Covariance Matrix

In portfolio theory, the sample covariance matrix $\hat\Sigma$ is a critical input for both the mean–variance optimization (the Markowitz portfolio) and risk‑parity approaches.

When we speak of “covariance” in practice, we always mean the sample version—since the population covariance matrix is purely hypothetical and unobservable. A population covariance matrix is defined as

\[ \Sigma = \mathbb{E}\bigl[(\mathbf r_t - \boldsymbol\mu)(\mathbf r_t - \boldsymbol\mu)^\top\bigr] \]

where:

$\mathbf r_t \in \mathbb R^n$ is the random return vector at time $t$.
$\boldsymbol\mu = \mathbb{E}[\mathbf r_t]$ is the true mean return vector.

We begin by computing the sample mean return vector of $n$ assets, $\hat{\boldsymbol\mu}\in\mathbb R^n$, also known as the expected return vector, as the column‑wise average of each asset’s log‑returns over the $T-1$ observations. As detailed in log‑returns, “return” refers to log‑returns; see Osborne’s work for why log‑returns are preferred.

With $\mathbf r_t\in\mathbb R^n$ denoting the vector of log‑returns at time $t$, the sample covariance matrix is then

\[ \hat\Sigma = \frac{1}{T-1} \sum_{t=1}^{T-1} \bigl(\mathbf r_t - \hat{\boldsymbol\mu}\bigr) \bigl(\mathbf r_t - \hat{\boldsymbol\mu}\bigr)^\top, \]

where the factor $1/(T-1)$ ensures $\hat\Sigma$ is an unbiased estimator of the true covariance.

Computation

To calculate the sample covariance matrix we build the return matrix by stacking log‑returns into an $(T-1)\times n$ matrix

\[ R = \begin{bmatrix} \mathbf r^{(1)} & \mathbf r^{(2)} & \cdots & \mathbf r^{(n)} \end{bmatrix}, \]

where each column

\[ \mathbf r^{(i)} = \bigl(r_1^{(i)}, r_2^{(i)}, \dots, r_{T-1}^{(i)}\bigr)^\top \]

contains the log‑returns of asset $i$: $$ r_t^{(i)} = \ln\bigl(\tfrac{p_{t+1}^{(i)}}{p_t^{(i)}}\bigr). $$

Then we center the return matrix by subtracting each column’s mean from its entries, i.e.\ $$ \tilde R = R - \mathbf1\,\hat{\boldsymbol\mu}^\top, \quad \hat{\boldsymbol\mu} = \frac{1}{T-1}\,R^\top\mathbf1. $$

Finally, the sample covariance matrix is found as follows:

\[ \hat\Sigma = \frac{1}{T-1}\,\tilde R^\top\,\tilde R = \frac{1}{T-1} \sum_{t=1}^{T-1} (\mathbf r_t - \hat\mu)(\mathbf r_t - \hat\mu)^\top. \]

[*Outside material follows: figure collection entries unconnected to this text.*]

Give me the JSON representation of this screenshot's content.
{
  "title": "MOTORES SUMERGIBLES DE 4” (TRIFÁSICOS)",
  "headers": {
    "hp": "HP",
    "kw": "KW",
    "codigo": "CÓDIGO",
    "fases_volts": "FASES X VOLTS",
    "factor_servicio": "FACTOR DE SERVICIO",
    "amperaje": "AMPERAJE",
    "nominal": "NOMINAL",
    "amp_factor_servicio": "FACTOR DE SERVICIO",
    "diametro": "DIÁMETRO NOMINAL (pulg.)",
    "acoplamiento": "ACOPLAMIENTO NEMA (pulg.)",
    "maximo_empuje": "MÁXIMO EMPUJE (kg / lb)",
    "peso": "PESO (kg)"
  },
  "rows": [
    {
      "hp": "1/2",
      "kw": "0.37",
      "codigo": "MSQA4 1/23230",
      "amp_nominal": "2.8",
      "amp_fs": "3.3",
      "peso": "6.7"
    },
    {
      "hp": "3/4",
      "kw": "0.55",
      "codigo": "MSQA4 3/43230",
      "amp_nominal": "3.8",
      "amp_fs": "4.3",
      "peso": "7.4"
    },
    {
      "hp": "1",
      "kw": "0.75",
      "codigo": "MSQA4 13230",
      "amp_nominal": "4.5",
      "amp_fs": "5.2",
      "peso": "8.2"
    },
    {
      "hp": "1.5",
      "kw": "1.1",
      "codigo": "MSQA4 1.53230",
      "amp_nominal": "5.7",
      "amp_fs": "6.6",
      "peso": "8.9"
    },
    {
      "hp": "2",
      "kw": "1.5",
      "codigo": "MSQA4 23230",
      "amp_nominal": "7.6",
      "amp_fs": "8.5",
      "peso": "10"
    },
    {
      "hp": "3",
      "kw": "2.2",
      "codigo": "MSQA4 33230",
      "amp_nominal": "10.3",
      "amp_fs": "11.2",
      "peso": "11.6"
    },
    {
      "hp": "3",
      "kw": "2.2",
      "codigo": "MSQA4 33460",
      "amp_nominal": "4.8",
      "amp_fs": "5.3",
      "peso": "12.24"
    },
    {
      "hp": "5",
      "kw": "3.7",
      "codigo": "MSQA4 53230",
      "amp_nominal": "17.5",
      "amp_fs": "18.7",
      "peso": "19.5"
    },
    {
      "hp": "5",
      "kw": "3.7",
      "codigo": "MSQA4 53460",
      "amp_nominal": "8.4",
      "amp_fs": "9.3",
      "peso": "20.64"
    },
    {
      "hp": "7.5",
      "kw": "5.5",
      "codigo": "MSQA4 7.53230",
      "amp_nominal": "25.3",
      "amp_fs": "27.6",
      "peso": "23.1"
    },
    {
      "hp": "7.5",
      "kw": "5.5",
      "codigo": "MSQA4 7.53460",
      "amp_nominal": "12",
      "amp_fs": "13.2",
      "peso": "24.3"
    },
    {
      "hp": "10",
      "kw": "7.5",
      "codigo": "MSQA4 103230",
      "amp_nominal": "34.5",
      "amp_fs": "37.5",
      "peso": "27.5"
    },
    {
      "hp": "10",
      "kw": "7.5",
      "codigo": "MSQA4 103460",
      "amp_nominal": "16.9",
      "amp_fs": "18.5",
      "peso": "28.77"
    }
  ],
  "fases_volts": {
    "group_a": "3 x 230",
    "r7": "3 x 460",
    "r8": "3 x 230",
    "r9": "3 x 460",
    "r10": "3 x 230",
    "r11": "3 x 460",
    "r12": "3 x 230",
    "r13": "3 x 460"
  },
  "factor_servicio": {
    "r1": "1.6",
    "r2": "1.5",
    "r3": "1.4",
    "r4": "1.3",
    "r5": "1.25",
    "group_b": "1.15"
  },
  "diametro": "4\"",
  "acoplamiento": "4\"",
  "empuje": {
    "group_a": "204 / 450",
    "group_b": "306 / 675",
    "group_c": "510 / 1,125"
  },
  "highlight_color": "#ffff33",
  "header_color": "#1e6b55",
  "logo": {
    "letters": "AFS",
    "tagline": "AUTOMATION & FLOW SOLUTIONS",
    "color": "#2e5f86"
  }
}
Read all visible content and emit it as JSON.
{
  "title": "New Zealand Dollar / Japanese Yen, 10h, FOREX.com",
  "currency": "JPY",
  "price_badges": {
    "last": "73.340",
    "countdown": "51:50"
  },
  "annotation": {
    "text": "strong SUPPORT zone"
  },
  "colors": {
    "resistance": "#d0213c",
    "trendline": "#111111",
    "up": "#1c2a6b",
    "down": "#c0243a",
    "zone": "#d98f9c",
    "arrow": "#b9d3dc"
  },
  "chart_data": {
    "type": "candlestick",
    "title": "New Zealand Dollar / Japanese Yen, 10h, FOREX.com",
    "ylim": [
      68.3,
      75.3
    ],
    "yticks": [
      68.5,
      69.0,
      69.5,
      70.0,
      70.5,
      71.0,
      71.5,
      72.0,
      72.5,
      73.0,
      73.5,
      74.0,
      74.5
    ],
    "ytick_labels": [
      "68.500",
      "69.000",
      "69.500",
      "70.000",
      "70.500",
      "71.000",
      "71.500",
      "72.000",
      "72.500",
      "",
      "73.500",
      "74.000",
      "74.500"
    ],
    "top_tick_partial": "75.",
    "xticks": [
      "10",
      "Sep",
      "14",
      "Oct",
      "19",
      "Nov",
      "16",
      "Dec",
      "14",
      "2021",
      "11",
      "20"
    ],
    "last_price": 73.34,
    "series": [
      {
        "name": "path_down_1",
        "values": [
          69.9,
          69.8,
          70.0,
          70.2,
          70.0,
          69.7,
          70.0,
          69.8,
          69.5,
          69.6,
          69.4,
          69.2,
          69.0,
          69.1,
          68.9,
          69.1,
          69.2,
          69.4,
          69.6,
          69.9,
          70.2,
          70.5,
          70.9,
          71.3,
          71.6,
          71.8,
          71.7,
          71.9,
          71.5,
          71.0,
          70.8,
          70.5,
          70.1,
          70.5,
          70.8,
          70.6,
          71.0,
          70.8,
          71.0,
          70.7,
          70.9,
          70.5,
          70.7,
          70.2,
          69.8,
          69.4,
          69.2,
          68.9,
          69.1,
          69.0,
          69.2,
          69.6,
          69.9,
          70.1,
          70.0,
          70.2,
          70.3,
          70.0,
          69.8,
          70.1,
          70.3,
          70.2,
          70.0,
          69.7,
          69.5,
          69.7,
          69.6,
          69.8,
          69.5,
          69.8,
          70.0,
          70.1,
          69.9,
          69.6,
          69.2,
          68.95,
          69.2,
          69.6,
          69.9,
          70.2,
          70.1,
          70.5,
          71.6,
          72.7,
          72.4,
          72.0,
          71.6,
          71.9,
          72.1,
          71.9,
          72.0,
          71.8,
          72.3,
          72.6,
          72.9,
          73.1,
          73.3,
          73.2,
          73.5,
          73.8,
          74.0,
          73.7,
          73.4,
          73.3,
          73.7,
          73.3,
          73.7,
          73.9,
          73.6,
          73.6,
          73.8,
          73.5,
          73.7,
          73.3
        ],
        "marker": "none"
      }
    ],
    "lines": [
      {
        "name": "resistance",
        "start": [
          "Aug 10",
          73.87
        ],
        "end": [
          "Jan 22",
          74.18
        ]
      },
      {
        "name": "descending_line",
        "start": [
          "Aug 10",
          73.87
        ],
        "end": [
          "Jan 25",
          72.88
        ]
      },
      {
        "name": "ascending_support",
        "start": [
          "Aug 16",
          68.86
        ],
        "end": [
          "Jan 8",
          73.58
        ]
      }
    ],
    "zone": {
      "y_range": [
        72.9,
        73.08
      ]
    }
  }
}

Note: Because $\hat{\boldsymbol\mu}$ itself is a function of log‑returns, the sample covariance ultimately builds on log‑returns. Ensuring log‑returns are well‑justified (e.g., by the normality assumption in Osborne’s work) is therefore crucial, as it underpins every step of this construction.

Numerical Example: Sample Covariance Matrix

Using our nine days of log‑returns for six assets (AAPL, AMZN, GOOG, MSFT, TQQQ, TSLA) from the numerical example, we obtain:

	AAPL	AMZN	GOOG	MSFT	TQQQ	TSLA
AAPL	0.000299	0.000097	-0.000012	0.000027	-0.000035	0.000058
AMZN	0.000097	0.000285	-0.000078	0.000254	0.000244	0.000202
GOOG	-0.000012	-0.000078	0.000851	0.000265	0.000189	0.000099
MSFT	0.000027	0.000254	0.000265	0.000587	0.000374	0.000011
TQQQ	-0.000035	0.000244	0.000189	0.000374	0.000603	0.000328
TSLA	0.000058	0.000202	0.000099	0.000011	0.000328	0.000752

Diagonal entries are each asset’s daily variance (volatility squared).
Off‑diagonals are daily covariances, measuring how pairs of assets co‑move:
- Positive values (e.g. AMZN‑MSFT) indicate returns tend to rise and fall together.
- Negative values (e.g. AAPL‑TQQQ) indicate opposite movements.

Interpretation and Usage

In mean–variance optimization, $\hat\Sigma$ enters as the risk (variance) term you minimize for a given expected return.
In risk‑parity, you assign weights so that each asset’s contribution to overall portfolio risk, computed via $\hat\Sigma$, is equal.

Because both frameworks rely on the same $\hat\Sigma$ built from log‑returns and the sample mean, the justification of log‑returns’ properties (e.g., approximate normality) propagates through to your portfolio construction rules.